Harry’d been looking into those eyes since kindergarten. “Easier said than done. Whenever women want to discuss emotions men become more rational, or at least you do. I can’t just wipe out our marriage and say let’s be friends, and I’m not without ego. I wish we had parted differently, but done is done. I’d rather think good of you than ill.”

“Well, what about BoomBoom then?”

“Where is she?” Harry deflected the question for a moment.

“Bridge washed out.”

“Oh, yeah, I forgot. Once the water goes down she’ll find a place to ford.”

“Least the phone lines are good. I spoke to her this morning. She has a terrible migraine. You know how low pressure affects her.”

“To say nothing of garlic.”

“Right.” Fair remembered when BoomBoom was rushed to the hospital once after ingesting the forbidden garlic.
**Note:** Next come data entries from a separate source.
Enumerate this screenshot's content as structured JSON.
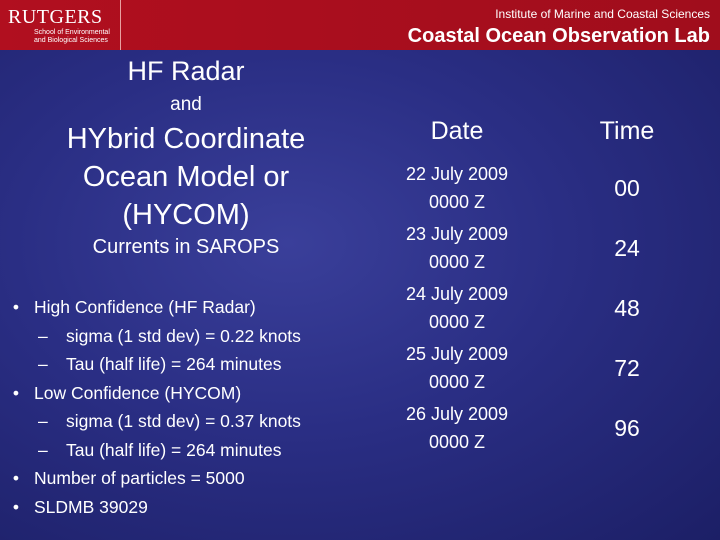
{
  "header": {
    "logo_main": "RUTGERS",
    "logo_sub_line1": "School of Environmental",
    "logo_sub_line2": "and Biological Sciences",
    "institute": "Institute of Marine and Coastal Sciences",
    "lab": "Coastal Ocean Observation Lab"
  },
  "left": {
    "title1": "HF Radar",
    "title2": "and",
    "title3_line1": "HYbrid Coordinate",
    "title3_line2": "Ocean Model or",
    "title3_line3": "(HYCOM)",
    "title4": "Currents in SAROPS",
    "bullets": [
      {
        "level": 1,
        "text": "High Confidence (HF Radar)"
      },
      {
        "level": 2,
        "text": "sigma (1 std dev) = 0.22 knots"
      },
      {
        "level": 2,
        "text": "Tau (half life)  = 264 minutes"
      },
      {
        "level": 1,
        "text": "Low Confidence (HYCOM)"
      },
      {
        "level": 2,
        "text": "sigma (1 std dev) = 0.37 knots"
      },
      {
        "level": 2,
        "text": "Tau (half life)  = 264 minutes"
      },
      {
        "level": 1,
        "text": "Number of particles = 5000"
      },
      {
        "level": 1,
        "text": "SLDMB 39029"
      }
    ]
  },
  "table": {
    "headers": [
      "Date",
      "Time"
    ],
    "rows": [
      {
        "date": "22 July 2009",
        "z": "0000 Z",
        "time": "00"
      },
      {
        "date": "23 July 2009",
        "z": "0000 Z",
        "time": "24"
      },
      {
        "date": "24 July 2009",
        "z": "0000 Z",
        "time": "48"
      },
      {
        "date": "25 July 2009",
        "z": "0000 Z",
        "time": "72"
      },
      {
        "date": "26 July 2009",
        "z": "0000 Z",
        "time": "96"
      }
    ]
  },
  "colors": {
    "header_red": "#b10f1f",
    "background_blue": "#2a2e84",
    "text": "#ffffff"
  }
}
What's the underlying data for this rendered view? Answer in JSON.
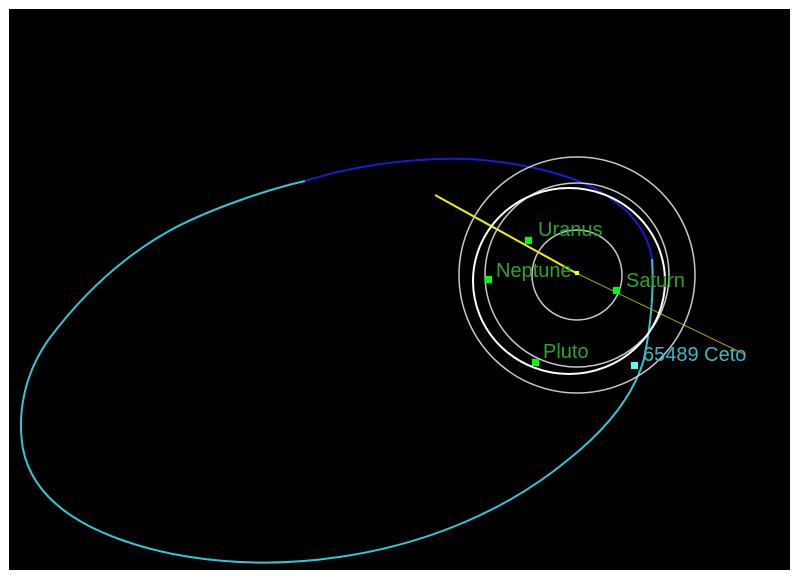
{
  "colors": {
    "background": "#000000",
    "frame": "#ffffff",
    "planet_orbit": "#c8c8c8",
    "pluto_orbit": "#ffffff",
    "planet_marker": "#00ff00",
    "planet_label": "#2aa52a",
    "object_orbit_below": "#2ec8d8",
    "object_orbit_above": "#1a1ad0",
    "object_marker": "#55ffff",
    "object_label": "#3ab8c8",
    "node_line_near": "#f0f000",
    "node_line_far": "#a0a000",
    "sun": "#ffff00"
  },
  "diagram": {
    "planets": [
      {
        "name": "Saturn"
      },
      {
        "name": "Uranus"
      },
      {
        "name": "Neptune"
      },
      {
        "name": "Pluto"
      }
    ],
    "object": {
      "name": "65489 Ceto"
    }
  }
}
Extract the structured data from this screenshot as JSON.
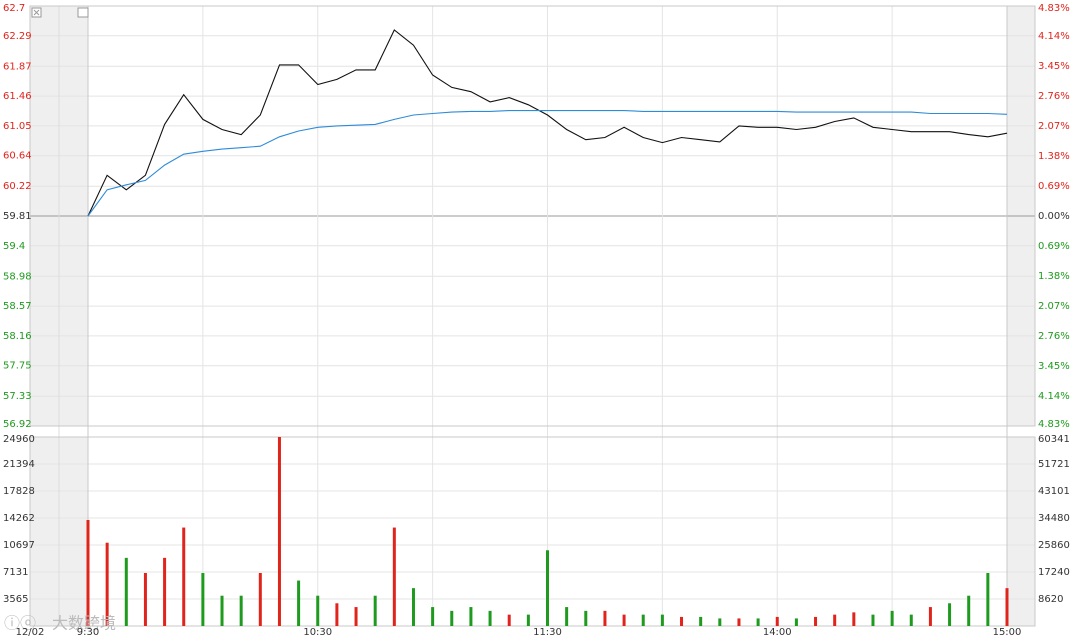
{
  "chart_data": [
    {
      "type": "line",
      "ylim": [
        56.92,
        62.7
      ],
      "yticks": [
        62.7,
        62.29,
        61.87,
        61.46,
        61.05,
        60.64,
        60.22,
        59.81,
        59.4,
        58.98,
        58.57,
        58.16,
        57.75,
        57.33,
        56.92
      ],
      "y2lim": [
        -4.83,
        4.83
      ],
      "y2ticks": [
        {
          "value": 4.83,
          "label": "4.83%"
        },
        {
          "value": 4.14,
          "label": "4.14%"
        },
        {
          "value": 3.45,
          "label": "3.45%"
        },
        {
          "value": 2.76,
          "label": "2.76%"
        },
        {
          "value": 2.07,
          "label": "2.07%"
        },
        {
          "value": 1.38,
          "label": "1.38%"
        },
        {
          "value": 0.69,
          "label": "0.69%"
        },
        {
          "value": 0,
          "label": "0.00%"
        },
        {
          "value": -0.69,
          "label": "0.69%"
        },
        {
          "value": -1.38,
          "label": "1.38%"
        },
        {
          "value": -2.07,
          "label": "2.07%"
        },
        {
          "value": -2.76,
          "label": "2.76%"
        },
        {
          "value": -3.45,
          "label": "3.45%"
        },
        {
          "value": -4.14,
          "label": "4.14%"
        },
        {
          "value": -4.83,
          "label": "4.83%"
        }
      ],
      "up_color": "#e0241c",
      "down_color": "#1e9a1e",
      "flat_color": "#333333",
      "series": [
        {
          "color": "#111111",
          "values": [
            59.81,
            60.37,
            60.17,
            60.37,
            61.07,
            61.48,
            61.14,
            61.0,
            60.93,
            61.2,
            61.89,
            61.89,
            61.62,
            61.69,
            61.82,
            61.82,
            62.37,
            62.16,
            61.75,
            61.58,
            61.52,
            61.38,
            61.44,
            61.34,
            61.2,
            61.0,
            60.86,
            60.89,
            61.03,
            60.89,
            60.82,
            60.89,
            60.86,
            60.83,
            61.05,
            61.03,
            61.03,
            61.0,
            61.03,
            61.11,
            61.16,
            61.03,
            61.0,
            60.97,
            60.97,
            60.97,
            60.93,
            60.9,
            60.95
          ]
        },
        {
          "color": "#2e8bd8",
          "values": [
            59.81,
            60.17,
            60.24,
            60.3,
            60.51,
            60.66,
            60.7,
            60.73,
            60.75,
            60.77,
            60.9,
            60.98,
            61.03,
            61.05,
            61.06,
            61.07,
            61.14,
            61.2,
            61.22,
            61.24,
            61.25,
            61.25,
            61.26,
            61.26,
            61.26,
            61.26,
            61.26,
            61.26,
            61.26,
            61.25,
            61.25,
            61.25,
            61.25,
            61.25,
            61.25,
            61.25,
            61.25,
            61.24,
            61.24,
            61.24,
            61.24,
            61.24,
            61.24,
            61.24,
            61.22,
            61.22,
            61.22,
            61.22,
            61.21
          ]
        }
      ]
    },
    {
      "type": "bar",
      "date_label": "12/02",
      "categories": [
        "9:30",
        null,
        null,
        null,
        null,
        null,
        null,
        null,
        null,
        null,
        null,
        null,
        "10:30",
        null,
        null,
        null,
        null,
        null,
        null,
        null,
        null,
        null,
        null,
        null,
        "11:30",
        null,
        null,
        null,
        null,
        null,
        null,
        null,
        null,
        null,
        null,
        null,
        "14:00",
        null,
        null,
        null,
        null,
        null,
        null,
        null,
        null,
        null,
        null,
        null,
        "15:00"
      ],
      "ylim": [
        0,
        24960
      ],
      "yticks": [
        24960,
        21394,
        17828,
        14262,
        10697,
        7131,
        3565
      ],
      "y2lim": [
        0,
        60341
      ],
      "y2ticks": [
        60341,
        51721,
        43101,
        34480,
        25860,
        17240,
        8620
      ],
      "values": [
        14000,
        11000,
        9000,
        7000,
        9000,
        13000,
        7000,
        4000,
        4000,
        7000,
        24960,
        6000,
        4000,
        3000,
        2500,
        4000,
        13000,
        5000,
        2500,
        2000,
        2500,
        2000,
        1500,
        1500,
        10000,
        2500,
        2000,
        2000,
        1500,
        1500,
        1500,
        1200,
        1200,
        1000,
        1000,
        1000,
        1200,
        1000,
        1200,
        1500,
        1800,
        1500,
        2000,
        1500,
        2500,
        3000,
        4000,
        7000,
        5000
      ],
      "colors": [
        "#e0241c",
        "#e0241c",
        "#1e9a1e",
        "#e0241c",
        "#e0241c",
        "#e0241c",
        "#1e9a1e",
        "#1e9a1e",
        "#1e9a1e",
        "#e0241c",
        "#e0241c",
        "#1e9a1e",
        "#1e9a1e",
        "#e0241c",
        "#e0241c",
        "#1e9a1e",
        "#e0241c",
        "#1e9a1e",
        "#1e9a1e",
        "#1e9a1e",
        "#1e9a1e",
        "#1e9a1e",
        "#e0241c",
        "#1e9a1e",
        "#1e9a1e",
        "#1e9a1e",
        "#1e9a1e",
        "#e0241c",
        "#e0241c",
        "#1e9a1e",
        "#1e9a1e",
        "#e0241c",
        "#1e9a1e",
        "#1e9a1e",
        "#e0241c",
        "#1e9a1e",
        "#e0241c",
        "#1e9a1e",
        "#e0241c",
        "#e0241c",
        "#e0241c",
        "#1e9a1e",
        "#1e9a1e",
        "#1e9a1e",
        "#e0241c",
        "#1e9a1e",
        "#1e9a1e",
        "#1e9a1e",
        "#e0241c"
      ]
    }
  ],
  "watermark": "大数跨境"
}
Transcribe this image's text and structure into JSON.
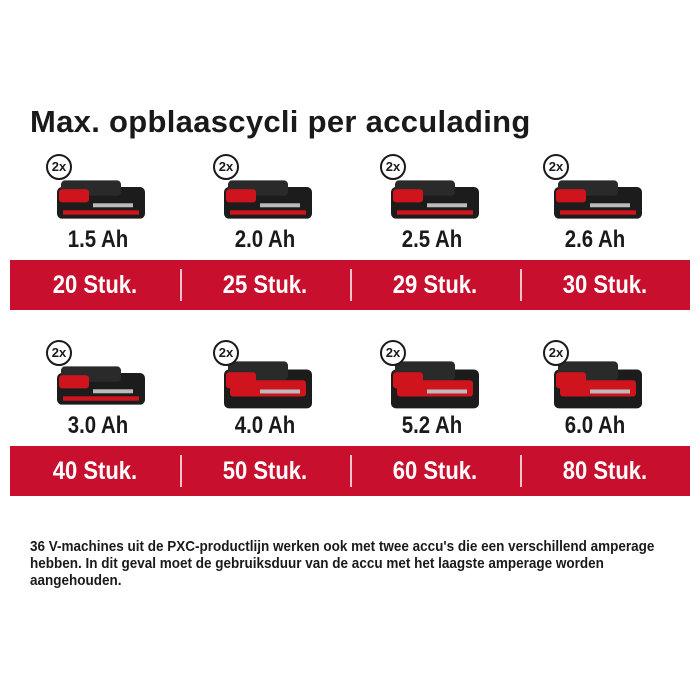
{
  "title": "Max. opblaascycli per acculading",
  "badge": "2x",
  "rows": [
    {
      "items": [
        {
          "capacity": "1.5 Ah",
          "count": "20 Stuk.",
          "size": "small"
        },
        {
          "capacity": "2.0 Ah",
          "count": "25 Stuk.",
          "size": "small"
        },
        {
          "capacity": "2.5 Ah",
          "count": "29 Stuk.",
          "size": "small"
        },
        {
          "capacity": "2.6 Ah",
          "count": "30 Stuk.",
          "size": "small"
        }
      ]
    },
    {
      "items": [
        {
          "capacity": "3.0 Ah",
          "count": "40 Stuk.",
          "size": "small"
        },
        {
          "capacity": "4.0 Ah",
          "count": "50 Stuk.",
          "size": "large"
        },
        {
          "capacity": "5.2 Ah",
          "count": "60 Stuk.",
          "size": "large"
        },
        {
          "capacity": "6.0 Ah",
          "count": "80 Stuk.",
          "size": "large"
        }
      ]
    }
  ],
  "note": "36 V-machines uit de PXC-productlijn werken ook met twee accu's die een verschillend amperage hebben. In dit geval moet de gebruiksduur van de accu met het laagste amperage worden aangehouden.",
  "colors": {
    "band": "#c8102e",
    "battery_red": "#d0141e",
    "battery_black": "#1c1c1c"
  }
}
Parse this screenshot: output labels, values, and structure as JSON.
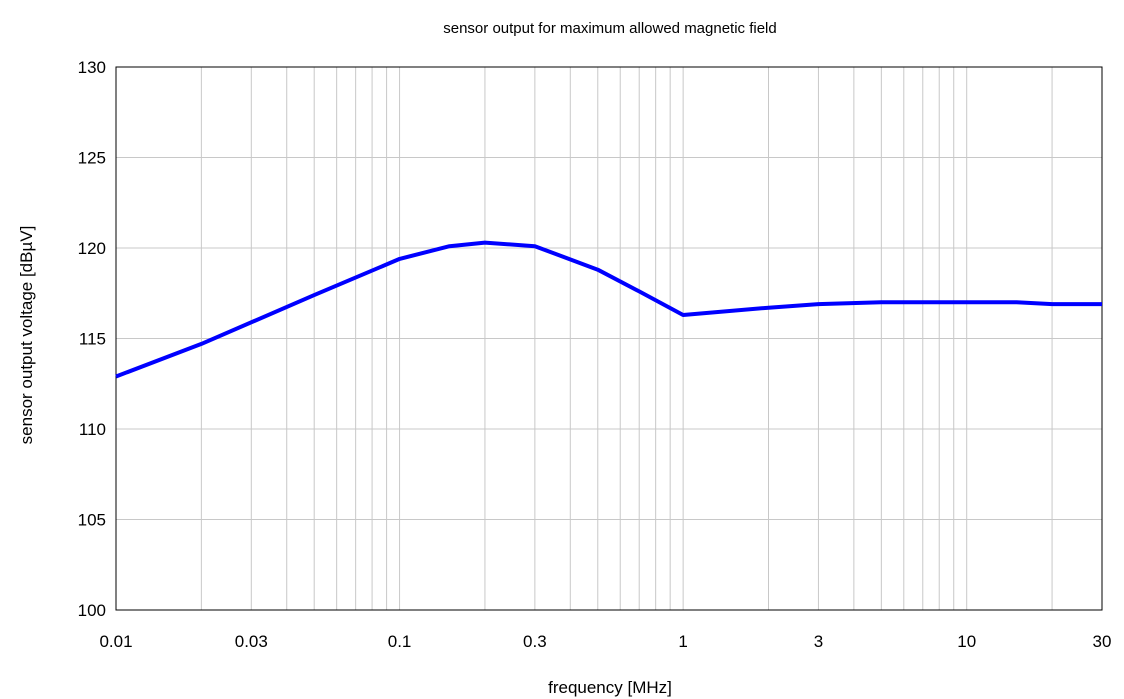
{
  "chart_data": {
    "type": "line",
    "title": "sensor output for maximum allowed magnetic field",
    "xlabel": "frequency [MHz]",
    "ylabel": "sensor output voltage [dBµV]",
    "x_scale": "log",
    "xlim": [
      0.01,
      30
    ],
    "ylim": [
      100,
      130
    ],
    "grid": true,
    "x_ticks": [
      {
        "value": 0.01,
        "label": "0.01"
      },
      {
        "value": 0.03,
        "label": "0.03"
      },
      {
        "value": 0.1,
        "label": "0.1"
      },
      {
        "value": 0.3,
        "label": "0.3"
      },
      {
        "value": 1,
        "label": "1"
      },
      {
        "value": 3,
        "label": "3"
      },
      {
        "value": 10,
        "label": "10"
      },
      {
        "value": 30,
        "label": "30"
      }
    ],
    "y_ticks": [
      {
        "value": 100,
        "label": "100"
      },
      {
        "value": 105,
        "label": "105"
      },
      {
        "value": 110,
        "label": "110"
      },
      {
        "value": 115,
        "label": "115"
      },
      {
        "value": 120,
        "label": "120"
      },
      {
        "value": 125,
        "label": "125"
      },
      {
        "value": 130,
        "label": "130"
      }
    ],
    "series": [
      {
        "color": "#0000ff",
        "x": [
          0.01,
          0.02,
          0.05,
          0.1,
          0.15,
          0.2,
          0.3,
          0.5,
          0.7,
          1.0,
          2.0,
          3.0,
          5.0,
          10.0,
          15.0,
          20.0,
          30.0
        ],
        "y": [
          112.9,
          114.7,
          117.4,
          119.4,
          120.1,
          120.3,
          120.1,
          118.8,
          117.6,
          116.3,
          116.7,
          116.9,
          117.0,
          117.0,
          117.0,
          116.9,
          116.9
        ]
      }
    ]
  }
}
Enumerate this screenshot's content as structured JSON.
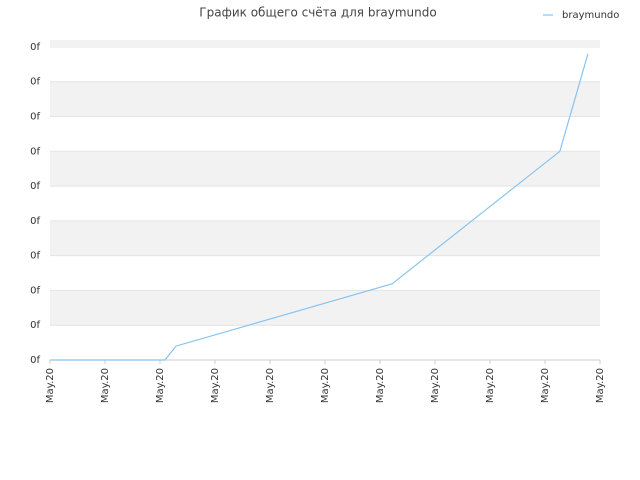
{
  "chart_data": {
    "type": "line",
    "title": "График общего счёта для braymundo",
    "x": [
      0,
      2.09,
      2.29,
      6.22,
      9.27,
      9.78
    ],
    "series": [
      {
        "name": "braymundo",
        "color": "#88c4f0",
        "values": [
          0,
          0,
          0.4,
          2.19,
          6.0,
          8.8
        ]
      }
    ],
    "xlim": [
      0,
      10
    ],
    "xticks": [
      {
        "value": 0,
        "label": "May.20"
      },
      {
        "value": 1,
        "label": "May.20"
      },
      {
        "value": 2,
        "label": "May.20"
      },
      {
        "value": 3,
        "label": "May.20"
      },
      {
        "value": 4,
        "label": "May.20"
      },
      {
        "value": 5,
        "label": "May.20"
      },
      {
        "value": 6,
        "label": "May.20"
      },
      {
        "value": 7,
        "label": "May.20"
      },
      {
        "value": 8,
        "label": "May.20"
      },
      {
        "value": 9,
        "label": "May.20"
      },
      {
        "value": 10,
        "label": "May.20"
      }
    ],
    "ylim": [
      0,
      9.2
    ],
    "yticks": [
      {
        "value": 0,
        "label": "0f"
      },
      {
        "value": 1,
        "label": "0f"
      },
      {
        "value": 2,
        "label": "0f"
      },
      {
        "value": 3,
        "label": "0f"
      },
      {
        "value": 4,
        "label": "0f"
      },
      {
        "value": 5,
        "label": "0f"
      },
      {
        "value": 6,
        "label": "0f"
      },
      {
        "value": 7,
        "label": "0f"
      },
      {
        "value": 8,
        "label": "0f"
      },
      {
        "value": 9,
        "label": "0f"
      }
    ],
    "grid": true,
    "legend": "top-right"
  }
}
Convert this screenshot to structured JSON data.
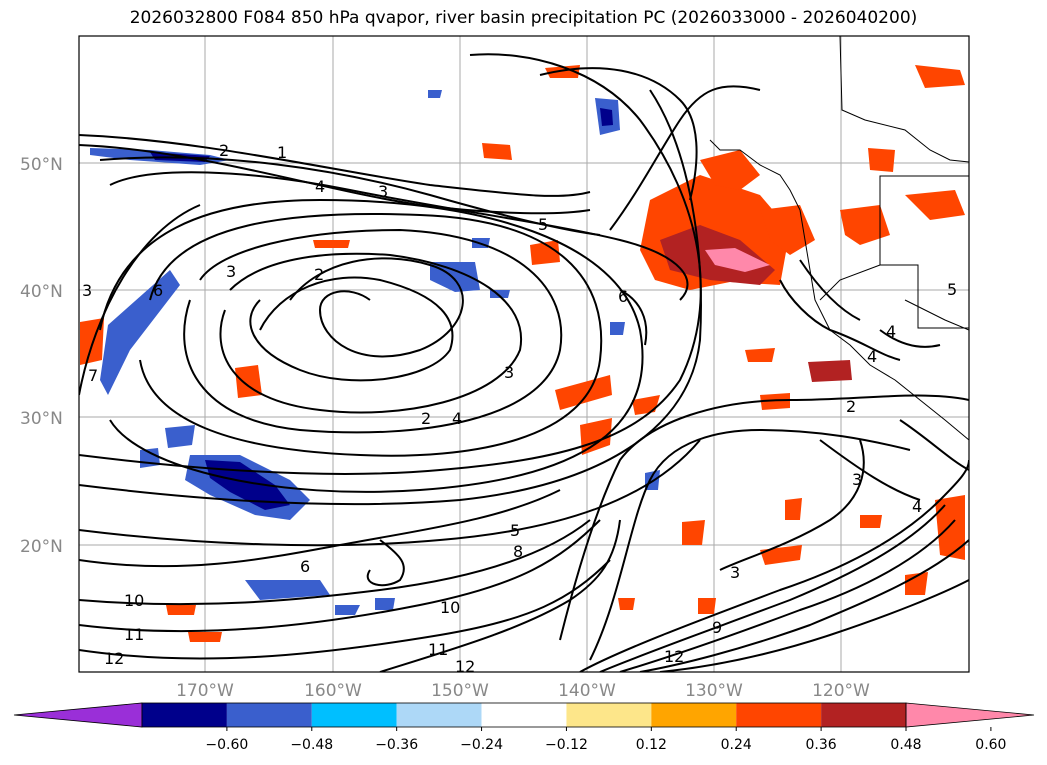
{
  "title": "2026032800 F084 850 hPa qvapor, river basin precipitation PC (2026033000 - 2026040200)",
  "map": {
    "lat_labels": [
      "50°N",
      "40°N",
      "30°N",
      "20°N"
    ],
    "lon_labels": [
      "170°W",
      "160°W",
      "150°W",
      "140°W",
      "130°W",
      "120°W"
    ],
    "contour_labels": [
      "2",
      "1",
      "4",
      "3",
      "5",
      "3",
      "2",
      "6",
      "3",
      "7",
      "3",
      "2",
      "4",
      "6",
      "5",
      "8",
      "10",
      "11",
      "12",
      "10",
      "11",
      "12",
      "3",
      "9",
      "12",
      "2",
      "3",
      "4",
      "4",
      "5",
      "6",
      "4"
    ]
  },
  "colorbar": {
    "ticks": [
      "−0.60",
      "−0.48",
      "−0.36",
      "−0.24",
      "−0.12",
      "0.12",
      "0.24",
      "0.36",
      "0.48",
      "0.60"
    ],
    "colors": [
      "#9a2fd8",
      "#00008b",
      "#3a5fcd",
      "#00bfff",
      "#add8f7",
      "#ffffff",
      "#fde68a",
      "#ffa500",
      "#ff4500",
      "#b22222",
      "#ff88aa"
    ]
  }
}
“And then we can’t forget the rheumatism in her spine on these cold, dank days. Or her tendency to heat prostration, especially when any form of work befalls her.” Harry smiled broadly, the smile of victory.

“Don’t make fun of her. You know what a tough family life she had. I mean with that alcoholic father and her mother just having affair after affair.”

“Well, she comes by it honestly then.” Harry reached over with her ballpoint pen, jabbed a hole in the Styrofoam cup, and turned it around so the liquid dribbled onto Fair’s cords. She got up and walked out, Mrs. Murphy and Tucker hastily following.

Fair, fuming, sat there and wiped the coffee off his pants with his left hand while trying to stem the flow from the cup with his right.

9

The creek swirled around the larger rocks, small whirlpools forming, then dispersing. Tucker paced the bank, slick with mud deposits. The waters had subsided and were back within their boundaries but remained high with a fast current. A mist hung over the meadows and the trees, now bare, since the pounding rains had knocked off most of the brilliant fall foliage.